Abstract
Citation: Chauvel L. (2020) The Western Middle Classes under Stress: Welfare State Retrenchments, Globalization, and Declining Returns to Education. Mir Rossii, vol. 29, no 4,pp. 85–111. DOI: 10.17323/1811-038X-2020-29-4-85-111
 Following the work of Pierre Bourdieu and Gustav Schmoller before him, the multipolarity of the middle classes between higher and lower, and between cultural and economic capitalsis well acknowledged. This old vision is useful to understand the “middle classes adrift” of the last 20 years in France and Continental Europe. The expansion of the “new wage earner middle class” of the 1960s to 1990s is now an old dream of the welfare state expansion of Western societies, and the European social structure now faces a trend of repatrimonialization”, meaning a U-turn towards a decline in the value of mid-qualified work and an expansion of the return to the inheritance of family assets. This paper addresses three main points. First, a new description of repatrimonialization is useful in the specific European context of middle-class societies. We need a redefinition of the system of middle classes (plural) in the context of the construction and decline of strong welfare states. Second, there are three ruptures in the social trends of the ‘wage earner society’ of the 1960s to 1990s. In this period, economic growth, social homogenization and social protection were major contextual elements of the expansion of ‘the new middle class,’ based on educationalmeritocracy, the valorization of credentialed skills, and the expansion of the average wage compared to housing and capital assets (‘depatrimonialization’).
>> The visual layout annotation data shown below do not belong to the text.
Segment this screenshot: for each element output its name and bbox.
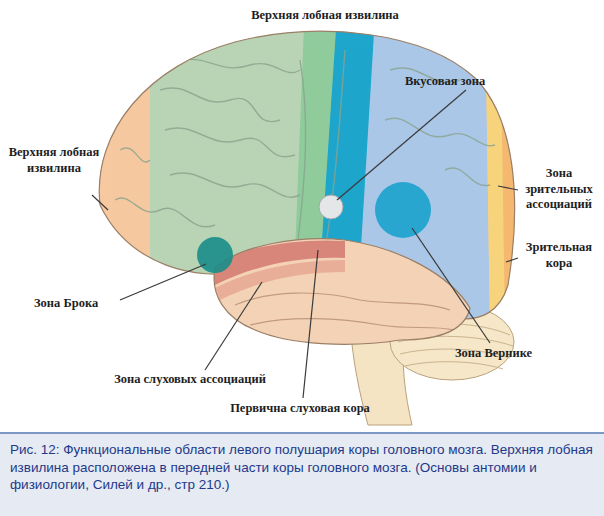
region-label: Зона зрительных ассоциаций — [518, 166, 600, 213]
broca-area — [197, 237, 233, 273]
region-label: Первична слуховая кора — [200, 401, 400, 417]
figure-caption: Рис. 12: Функциональные области левого п… — [10, 441, 594, 494]
region-label: Верхняя лобная извилина — [4, 145, 104, 176]
region-label: Вкусовая зона — [405, 74, 535, 90]
region-label: Верхняя лобная извилина — [230, 8, 420, 24]
region-label: Зона Вернике — [455, 346, 565, 362]
region-label: Зона слуховых ассоциаций — [70, 372, 310, 388]
wernicke-area — [375, 182, 431, 238]
region-label: Зрительная кора — [518, 240, 600, 271]
region-label: Зона Брока — [34, 296, 124, 312]
leader-lines — [92, 90, 518, 398]
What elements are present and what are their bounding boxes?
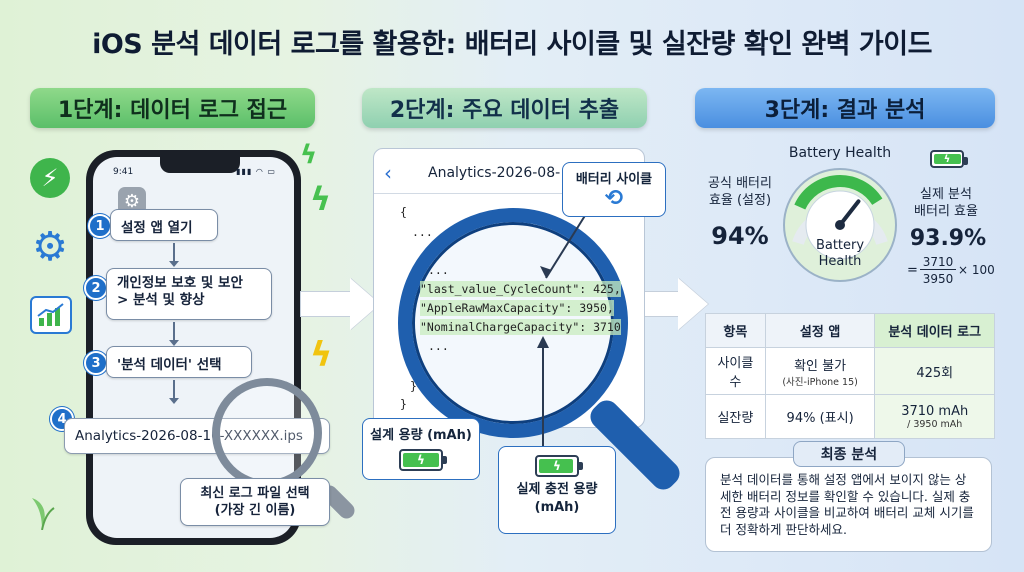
step-select-analytics-data[interactable]: '분석 데이터' 선택 (106, 346, 252, 378)
bolt-icon: ϟ (300, 140, 318, 170)
flow-arrow (169, 380, 179, 404)
latest-log-callout: 최신 로그 파일 선택 (가장 긴 이름) (180, 478, 330, 526)
divider (374, 193, 644, 194)
chart-icon (30, 296, 72, 334)
formula-multiplier: × 100 (958, 263, 995, 277)
step-number-1: 1 (88, 214, 112, 238)
official-efficiency-value: 94% (711, 222, 769, 250)
page-title: iOS 분석 데이터 로그를 활용한: 배터리 사이클 및 실잔량 확인 완벽 … (92, 29, 932, 60)
leaf-icon (28, 490, 56, 531)
code-brace-close: } (400, 397, 407, 411)
code-ellipsis: ... (428, 339, 449, 353)
formula-denominator: 3950 (922, 272, 954, 286)
table-cell: 94% (표시) (764, 394, 876, 439)
code-ellipsis: ... (412, 225, 433, 239)
table-cell: 425회 (874, 347, 995, 395)
comparison-table: 항목 설정 앱 분석 데이터 로그 사이클 수 확인 불가 (사진-iPhone … (705, 313, 995, 439)
cell-note: (사진-iPhone 15) (782, 376, 858, 388)
final-analysis-box: 분석 데이터를 통해 설정 앱에서 보이지 않는 상세한 배터리 정보를 확인할… (705, 457, 992, 552)
step2-heading: 2단계: 주요 데이터 추출 (362, 88, 647, 128)
phone-notch (160, 157, 240, 173)
code-nominal-charge-capacity: "NominalChargeCapacity": 3710 (420, 319, 621, 335)
table-cell: 사이클 수 (705, 347, 766, 395)
gauge-title: Battery Health (788, 145, 892, 161)
code-cycle-count: "last_value_CycleCount": 425, (420, 281, 621, 297)
magnifier-lens-small (212, 378, 322, 488)
gauge-center-label: Battery Health (815, 238, 865, 269)
official-efficiency-label: 공식 배터리 효율 (설정) (708, 176, 772, 208)
cell-value: 확인 불가 (794, 358, 847, 374)
code-brace-close: } (410, 379, 417, 393)
step-number-3: 3 (84, 351, 108, 375)
table-header: 분석 데이터 로그 (874, 313, 995, 348)
formula-equals: = (907, 263, 918, 278)
battery-icon-top: ϟ (930, 150, 968, 168)
step-number-2: 2 (84, 276, 108, 300)
cell-value: 3710 mAh (901, 403, 969, 419)
design-capacity-tag: 설계 용량 (mAh) ϟ (362, 418, 480, 480)
step-open-settings[interactable]: 설정 앱 열기 (110, 209, 218, 241)
step1-heading: 1단계: 데이터 로그 접근 (30, 88, 315, 128)
battery-icon: ϟ (399, 449, 447, 471)
cycle-icon: ⟲ (604, 186, 624, 211)
flow-arrow (169, 322, 179, 346)
flow-arrow-1-2 (300, 278, 380, 330)
table-cell: 3710 mAh/ 3950 mAh (874, 394, 995, 439)
battery-icon: ϟ (535, 455, 583, 477)
actual-efficiency-label: 실제 분석 배터리 효율 (914, 187, 978, 219)
actual-capacity-tag: ϟ 실제 충전 용량 (mAh) (498, 446, 616, 534)
step3-heading: 3단계: 결과 분석 (695, 88, 995, 128)
comparison-table-wrap: 항목 설정 앱 분석 데이터 로그 사이클 수 확인 불가 (사진-iPhone … (705, 313, 995, 439)
cell-note: / 3950 mAh (907, 418, 963, 430)
bolt-icon: ϟ (310, 335, 333, 375)
status-bar-icons: ▮▮▮ ◠ ▭ (236, 167, 276, 176)
actual-efficiency-value: 93.9% (909, 226, 987, 251)
code-ellipsis: ... (428, 263, 449, 277)
final-analysis-text: 분석 데이터를 통해 설정 앱에서 보이지 않는 상세한 배터리 정보를 확인할… (720, 472, 974, 537)
bolt-circle-icon: ⚡ (30, 158, 70, 198)
cycle-tag-label: 배터리 사이클 (575, 172, 653, 187)
table-cell: 실잔량 (705, 394, 766, 439)
cycle-tag: 배터리 사이클 ⟲ (562, 162, 666, 217)
gear-icon: ⚙ (32, 224, 68, 270)
actual-capacity-label: 실제 충전 용량 (mAh) (516, 482, 598, 515)
flow-arrow-2-3 (638, 278, 708, 330)
code-raw-max-capacity: "AppleRawMaxCapacity": 3950, (420, 300, 614, 316)
table-cell: 확인 불가 (사진-iPhone 15) (764, 347, 876, 395)
table-header: 항목 (705, 313, 766, 348)
design-capacity-label: 설계 용량 (mAh) (370, 428, 472, 443)
formula-numerator: 3710 (920, 255, 956, 270)
table-header: 설정 앱 (764, 313, 876, 348)
final-analysis-tag: 최종 분석 (793, 441, 905, 467)
back-chevron-icon[interactable]: ‹ (384, 161, 392, 185)
battery-health-gauge (783, 168, 897, 282)
phone-time: 9:41 (113, 167, 134, 177)
step-privacy-analytics[interactable]: 개인정보 보호 및 보안 > 분석 및 향상 (106, 268, 272, 320)
log-file-title: Analytics-2026-08- (428, 165, 561, 181)
flow-arrow (169, 243, 179, 267)
bolt-icon: ϟ (310, 180, 332, 218)
code-brace-open: { (400, 205, 407, 219)
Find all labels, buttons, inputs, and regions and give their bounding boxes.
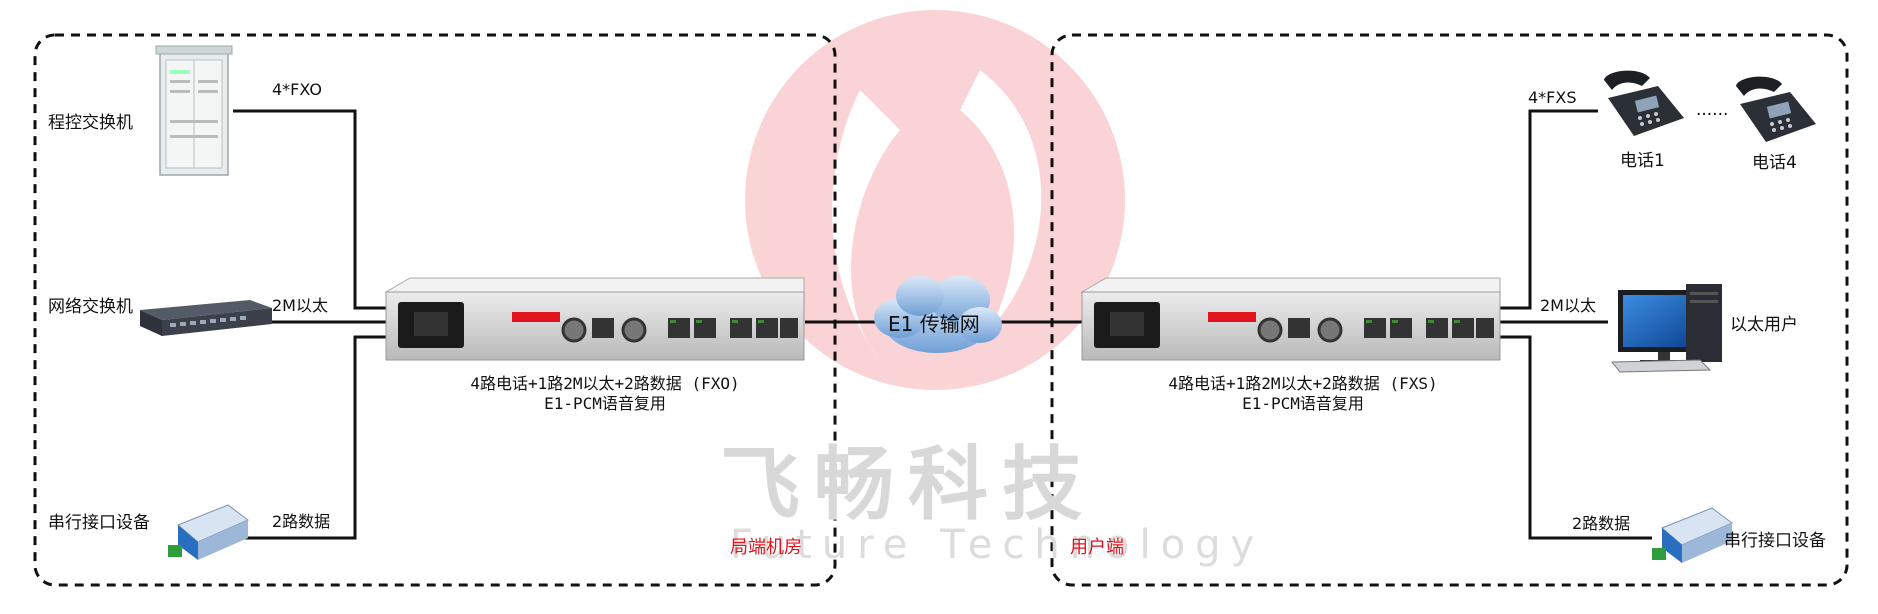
region-box-left [33,33,837,587]
watermark-brand-en: Future Technology [730,522,1265,568]
region-label-right: 用户端 [1070,537,1124,558]
phone1-label: 电话1 [1620,151,1665,171]
fxo-caption-line2: E1-PCM语音复用 [544,394,666,413]
pc-label: 以太用户 [1730,315,1798,335]
phones-ellipsis: ...... [1696,100,1729,120]
right-eth-link-label: 2M以太 [1540,296,1596,315]
phone4-label: 电话4 [1752,153,1797,173]
fxo-caption-line1: 4路电话+1路2M以太+2路数据 (FXO) [470,374,740,393]
pbx-cabinet-icon [155,45,233,176]
pcm-device-fxs [1080,277,1501,361]
left-eth-link-label: 2M以太 [272,296,328,315]
right-data-link-label: 2路数据 [1572,514,1631,533]
fxs-caption-line2: E1-PCM语音复用 [1242,394,1364,413]
serial-device-icon-right [1652,507,1733,563]
region-box-right [1050,33,1849,587]
fxo-device-caption: 4路电话+1路2M以太+2路数据 (FXO) E1-PCM语音复用 [400,374,810,414]
left-serial-label: 串行接口设备 [48,513,150,533]
cloud-icon [874,276,1002,353]
fxo-link-label: 4*FXO [272,80,322,99]
region-label-left: 局端机房 [730,537,802,558]
pc-icon [1610,284,1722,373]
fxs-link-label: 4*FXS [1528,88,1577,107]
right-serial-label: 串行接口设备 [1724,531,1826,551]
logo-watermark [745,10,1125,390]
cloud-label: E1 传输网 [888,312,980,336]
fxs-caption-line1: 4路电话+1路2M以太+2路数据 (FXS) [1168,374,1438,393]
fxs-device-caption: 4路电话+1路2M以太+2路数据 (FXS) E1-PCM语音复用 [1098,374,1508,414]
switch-label: 网络交换机 [48,297,133,317]
phone-icon-1 [1604,70,1684,136]
pbx-label: 程控交换机 [48,113,133,133]
left-data-link-label: 2路数据 [272,512,331,531]
watermark-brand-cn: 飞畅科技 [720,438,1096,531]
serial-device-icon-left [168,504,249,560]
phone-icon-4 [1736,76,1816,142]
network-switch-icon [140,300,272,336]
left-links [233,109,388,540]
pcm-device-fxo [384,277,805,361]
right-links [1500,109,1652,540]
After the 1990s, the rupture and reversal of these trends, with ‘stagnation’, ‘new inequalities’ and ‘social uncertainty’ as new trends, generated a backlash in the “middle class society”. Third, I analyze the demographic and social consequences of these new trends in terms of the shrinking of the middle classes in a context where the inheritance of assets and resources changed the previous equilibrium. Finally, I highlight the importance of addressing the problem of social stability when large strata of the middle class have less interest in the maintenance of the social order.